Подтвердим эти доводы более серьезными аргументами социологически ориентированной историографии. Роже Шартье, проанализировавший интеллектуальные и социально-политические процессы как культурные истоки Французской революции, приводит многочисленные доказательства переломного, начального характера именно пятидесятых годов XVIII столетия и своеобразно-кризисного характера периода между 1715 (1720) и 1750 гг., который, согласно нашей "эпохальной структуре, является "естественно-кризисной" четвертой четвертью эпохи Барокко. В его насыщенной книге можно найти и подтверждение особого, "генетического" характера 1750-1780 гг., являющейся в нашей схеме первой, начальной, творящей четвертью эпохи Просвещения.

Изменения, начавшиеся во Франции примерно с 1750 года, носили, что особенно важно, системный и "нутряной" характер. "За четверть века - с 1750 по 1775 год - перемены происходили одновременно и в области чувств, и в области общественной жизни. Освободившиеся от церковного влияния христиане отворачиваются не только от католического учения и этики, но и от самих церковных институтов. Первым признаком этого явилось падение престижа духовной карьеры. Во всех или почти во всех епархиях число пострижений в монахи и рукоположений в священники, начиная с середины XVIII века, уменьшается и в 70-е годы падает как никогда" (5).
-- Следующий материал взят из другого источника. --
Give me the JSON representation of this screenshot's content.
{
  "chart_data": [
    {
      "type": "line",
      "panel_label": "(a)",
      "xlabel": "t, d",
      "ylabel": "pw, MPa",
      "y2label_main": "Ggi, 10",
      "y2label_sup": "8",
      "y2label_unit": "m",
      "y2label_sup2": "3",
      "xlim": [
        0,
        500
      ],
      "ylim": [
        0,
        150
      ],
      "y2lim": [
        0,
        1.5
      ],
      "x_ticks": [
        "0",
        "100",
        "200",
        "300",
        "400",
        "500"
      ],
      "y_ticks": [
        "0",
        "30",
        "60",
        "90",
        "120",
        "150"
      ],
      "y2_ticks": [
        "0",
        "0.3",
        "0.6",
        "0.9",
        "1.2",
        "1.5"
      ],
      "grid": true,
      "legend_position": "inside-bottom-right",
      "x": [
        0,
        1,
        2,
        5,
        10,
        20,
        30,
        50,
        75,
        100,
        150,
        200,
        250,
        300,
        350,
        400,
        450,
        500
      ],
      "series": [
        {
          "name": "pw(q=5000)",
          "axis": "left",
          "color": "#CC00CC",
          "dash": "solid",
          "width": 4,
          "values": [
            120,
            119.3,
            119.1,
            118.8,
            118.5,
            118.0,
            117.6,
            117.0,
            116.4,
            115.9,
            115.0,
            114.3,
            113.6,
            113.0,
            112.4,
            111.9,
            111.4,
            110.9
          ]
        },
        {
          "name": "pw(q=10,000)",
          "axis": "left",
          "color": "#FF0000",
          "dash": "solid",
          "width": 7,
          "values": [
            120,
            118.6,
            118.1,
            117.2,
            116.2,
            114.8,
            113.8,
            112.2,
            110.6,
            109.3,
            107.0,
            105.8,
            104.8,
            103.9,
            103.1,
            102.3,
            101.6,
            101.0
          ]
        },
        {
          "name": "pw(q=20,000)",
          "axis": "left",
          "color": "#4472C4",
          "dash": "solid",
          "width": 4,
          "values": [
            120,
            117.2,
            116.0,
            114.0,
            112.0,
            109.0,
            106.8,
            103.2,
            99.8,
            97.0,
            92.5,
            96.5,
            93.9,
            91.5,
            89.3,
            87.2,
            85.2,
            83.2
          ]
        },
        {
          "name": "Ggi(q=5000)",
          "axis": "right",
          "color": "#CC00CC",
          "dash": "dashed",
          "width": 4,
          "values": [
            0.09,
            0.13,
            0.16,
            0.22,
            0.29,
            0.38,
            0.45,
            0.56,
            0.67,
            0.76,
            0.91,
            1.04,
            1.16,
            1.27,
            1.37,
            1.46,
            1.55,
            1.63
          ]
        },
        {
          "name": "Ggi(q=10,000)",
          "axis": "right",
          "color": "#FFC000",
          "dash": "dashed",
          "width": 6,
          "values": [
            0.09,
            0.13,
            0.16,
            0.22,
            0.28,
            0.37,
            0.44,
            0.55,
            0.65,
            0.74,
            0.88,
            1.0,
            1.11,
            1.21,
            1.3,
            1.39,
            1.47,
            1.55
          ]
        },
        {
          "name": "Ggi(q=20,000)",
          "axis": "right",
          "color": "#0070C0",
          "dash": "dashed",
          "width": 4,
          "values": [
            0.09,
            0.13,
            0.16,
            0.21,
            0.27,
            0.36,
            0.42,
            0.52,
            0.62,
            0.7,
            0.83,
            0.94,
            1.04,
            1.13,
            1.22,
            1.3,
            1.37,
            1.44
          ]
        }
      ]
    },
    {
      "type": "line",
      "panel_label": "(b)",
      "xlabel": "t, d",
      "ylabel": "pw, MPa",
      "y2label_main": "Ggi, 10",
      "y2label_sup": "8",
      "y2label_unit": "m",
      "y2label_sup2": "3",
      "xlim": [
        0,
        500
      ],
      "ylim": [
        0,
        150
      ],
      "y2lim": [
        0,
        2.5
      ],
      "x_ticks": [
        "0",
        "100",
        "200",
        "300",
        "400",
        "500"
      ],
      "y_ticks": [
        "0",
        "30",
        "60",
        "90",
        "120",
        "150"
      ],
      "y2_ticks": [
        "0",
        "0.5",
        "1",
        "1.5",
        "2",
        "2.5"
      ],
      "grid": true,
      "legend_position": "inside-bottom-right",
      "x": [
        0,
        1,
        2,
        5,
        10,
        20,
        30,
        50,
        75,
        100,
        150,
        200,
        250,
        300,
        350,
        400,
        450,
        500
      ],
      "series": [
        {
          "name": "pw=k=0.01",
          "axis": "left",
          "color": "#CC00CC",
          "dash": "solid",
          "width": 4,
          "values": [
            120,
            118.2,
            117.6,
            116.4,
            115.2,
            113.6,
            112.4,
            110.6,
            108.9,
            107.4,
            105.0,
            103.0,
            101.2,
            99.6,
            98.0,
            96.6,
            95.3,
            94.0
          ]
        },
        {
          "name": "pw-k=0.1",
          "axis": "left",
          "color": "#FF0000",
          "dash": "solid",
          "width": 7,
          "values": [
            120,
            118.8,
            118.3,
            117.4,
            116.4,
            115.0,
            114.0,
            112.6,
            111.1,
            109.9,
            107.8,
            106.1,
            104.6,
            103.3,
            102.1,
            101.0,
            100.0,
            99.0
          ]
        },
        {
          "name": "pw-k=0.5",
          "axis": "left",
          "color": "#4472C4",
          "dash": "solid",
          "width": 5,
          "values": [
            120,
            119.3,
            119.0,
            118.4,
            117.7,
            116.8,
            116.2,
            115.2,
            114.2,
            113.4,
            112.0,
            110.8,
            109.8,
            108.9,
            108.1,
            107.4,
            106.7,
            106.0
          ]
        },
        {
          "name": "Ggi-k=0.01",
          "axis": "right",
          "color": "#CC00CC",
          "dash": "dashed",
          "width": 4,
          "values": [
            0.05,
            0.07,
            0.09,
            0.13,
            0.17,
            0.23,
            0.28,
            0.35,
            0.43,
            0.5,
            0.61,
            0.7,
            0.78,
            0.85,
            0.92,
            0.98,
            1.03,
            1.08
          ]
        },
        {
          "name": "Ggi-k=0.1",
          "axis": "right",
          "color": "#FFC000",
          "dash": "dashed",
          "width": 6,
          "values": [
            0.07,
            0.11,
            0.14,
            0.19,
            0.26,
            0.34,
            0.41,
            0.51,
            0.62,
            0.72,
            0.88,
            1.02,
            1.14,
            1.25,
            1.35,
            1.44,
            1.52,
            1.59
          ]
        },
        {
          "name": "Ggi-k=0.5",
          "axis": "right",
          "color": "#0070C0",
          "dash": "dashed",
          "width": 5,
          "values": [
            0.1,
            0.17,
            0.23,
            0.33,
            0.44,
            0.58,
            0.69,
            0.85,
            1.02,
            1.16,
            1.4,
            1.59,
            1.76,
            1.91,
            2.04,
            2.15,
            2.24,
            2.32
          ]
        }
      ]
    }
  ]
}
Шартье, хотя и с оговорками, но соглашается с выводами Морне, сделанными им еще в конце двадцатых годов, в отношении трех закономерностей, определивших генезис Французской революции с середины XVIII столетия. "Первая закономерность - новые идеи движутся вниз по социальной лестнице… Вторая закономерность - они распространяются от центра (т.е. от Парижа) к периферии (к провинциям). Третья закономерность - скорость их проникновения в массы увеличивается на протяжении столетия, так что если до 1750 года мы имели дело с предвидениями горстки мыслителей, то в середине века им на смену приходит непримиримая борьба идей, охватившая широкие слои общества, а после 1770 года новые принципы получают всеобщее распространение" (6).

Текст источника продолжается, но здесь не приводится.